Ten babies from the South Wales area have been given hospital treatment for the infection since June 2022. All were under one month old. Very sadly, one baby has died.
Public Health Wales is stressing that this reaction to the infection remains extremely rare. Dr Christopher Williams, consultant epidemiologist for Public Health Wales, said;
“Enterovirus is a common infection of childhood, causing a range of infections including respiratory disease, hand, foot and mouth, and viral meningitis. In very young babies, enterovirus can, in rare cases, also cause a severe illness in the first few weeks of life. Most babies and children recover completely following enterovirus infection.
“It only affects the heart on very rare occasions. This cluster is unusual due to the number of cases reported in a relatively short time frame, and so investigations are now ongoing in collaboration with the paediatric team in the children’s hospital of Wales to understand the reasons why and to investigate any further cases that may be reported in the coming weeks and months.
“Parents should be reassured that although there has been an increase in cases, this is still an extremely rare occurrence.”
Parents and carers should take care to practice good hand hygiene – including washing hands thoroughly before and after changing nappies, after using the toilet, and before preparing food.
Public Health Wales are issuing a briefing to health professionals in Wales to inform them of the cluster.
No outbreak has been declared.
This increase in cases of myocarditis (inflammation and damage to the heart) in very young babies in Wales is still being investigated, we are working with experts here and across the UK to try to understand this further.
Enterovirus is a common infection that spreads through the population every year, with larger outbreaks occurring regularly, often every three years.
Severe disease and myocarditis is a well-recognised complication of this infection, but is very rare. While there has been an increase in the number of cases in very young babies (under one month old), it still remains rare.

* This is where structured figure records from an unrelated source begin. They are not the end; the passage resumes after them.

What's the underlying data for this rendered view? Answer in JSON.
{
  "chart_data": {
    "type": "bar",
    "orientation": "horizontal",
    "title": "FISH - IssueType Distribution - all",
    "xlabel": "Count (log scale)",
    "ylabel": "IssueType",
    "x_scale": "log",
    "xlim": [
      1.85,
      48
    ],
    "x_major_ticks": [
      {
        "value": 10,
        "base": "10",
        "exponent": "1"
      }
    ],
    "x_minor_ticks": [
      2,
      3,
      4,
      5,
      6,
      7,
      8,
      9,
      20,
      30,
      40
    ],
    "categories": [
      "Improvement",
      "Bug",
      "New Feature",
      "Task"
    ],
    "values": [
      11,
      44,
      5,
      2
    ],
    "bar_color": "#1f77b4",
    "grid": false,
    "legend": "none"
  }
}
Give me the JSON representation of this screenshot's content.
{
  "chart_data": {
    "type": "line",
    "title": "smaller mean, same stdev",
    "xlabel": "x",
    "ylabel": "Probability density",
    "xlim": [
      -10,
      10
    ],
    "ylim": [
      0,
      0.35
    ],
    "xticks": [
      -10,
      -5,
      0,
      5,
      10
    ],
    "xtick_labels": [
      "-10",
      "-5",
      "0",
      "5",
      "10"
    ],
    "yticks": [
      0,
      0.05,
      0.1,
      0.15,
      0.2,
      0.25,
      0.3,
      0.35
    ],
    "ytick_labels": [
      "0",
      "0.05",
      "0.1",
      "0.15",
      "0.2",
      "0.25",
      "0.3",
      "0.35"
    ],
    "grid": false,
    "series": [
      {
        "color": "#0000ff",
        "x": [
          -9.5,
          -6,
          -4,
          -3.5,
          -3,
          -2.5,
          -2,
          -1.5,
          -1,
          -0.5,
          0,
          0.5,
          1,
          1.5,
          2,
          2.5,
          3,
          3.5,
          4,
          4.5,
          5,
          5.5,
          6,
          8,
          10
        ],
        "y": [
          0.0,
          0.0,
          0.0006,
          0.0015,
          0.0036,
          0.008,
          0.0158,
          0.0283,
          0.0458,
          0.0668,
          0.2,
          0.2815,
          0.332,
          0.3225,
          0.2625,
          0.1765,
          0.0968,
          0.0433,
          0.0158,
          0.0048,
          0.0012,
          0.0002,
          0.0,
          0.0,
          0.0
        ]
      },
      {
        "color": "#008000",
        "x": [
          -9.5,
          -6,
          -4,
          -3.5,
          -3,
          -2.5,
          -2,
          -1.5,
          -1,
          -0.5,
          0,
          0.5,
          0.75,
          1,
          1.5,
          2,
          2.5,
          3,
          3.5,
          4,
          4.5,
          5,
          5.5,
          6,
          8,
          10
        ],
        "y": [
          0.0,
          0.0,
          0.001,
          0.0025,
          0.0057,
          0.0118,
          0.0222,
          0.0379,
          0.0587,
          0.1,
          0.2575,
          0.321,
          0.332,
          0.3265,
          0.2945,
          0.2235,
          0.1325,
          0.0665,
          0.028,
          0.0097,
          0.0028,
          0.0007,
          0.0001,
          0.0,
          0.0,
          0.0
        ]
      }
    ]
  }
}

The best way to prevent infection with enterovirus, as well as other viruses, is by simple hygiene measures such as hand washing especially after changing nappies, going to the toilet or blowing your nose.
Most viral infections in babies are mild, but if you are concerned your baby is unwell please seek medical attention.
Enterovirus infection is a very common seasonal childhood illness, and causes the usually mild infections that are often picked up in childhood such as hand foot and mouth disease.
In some rare cases, such as in very young babies under one month old, enteroviruses can cause severe infection, such as myocarditis, viral meningitis or sepsis.
The individual risk from transmission of enterovirus is very low, and the severe myocarditis cases have been in babies under one month old. Prevention of transmission to other individuals in a household or ward is through usual hygiene measures such as hand washing, hygienic disposal of nappies and regular cleaning of touch points and surfaces.
Public Health Wales, working with colleagues around the UK and the ISARIC researchers, are still looking into factors which might contribute to severity of infection. We are not able to give details on individual cases.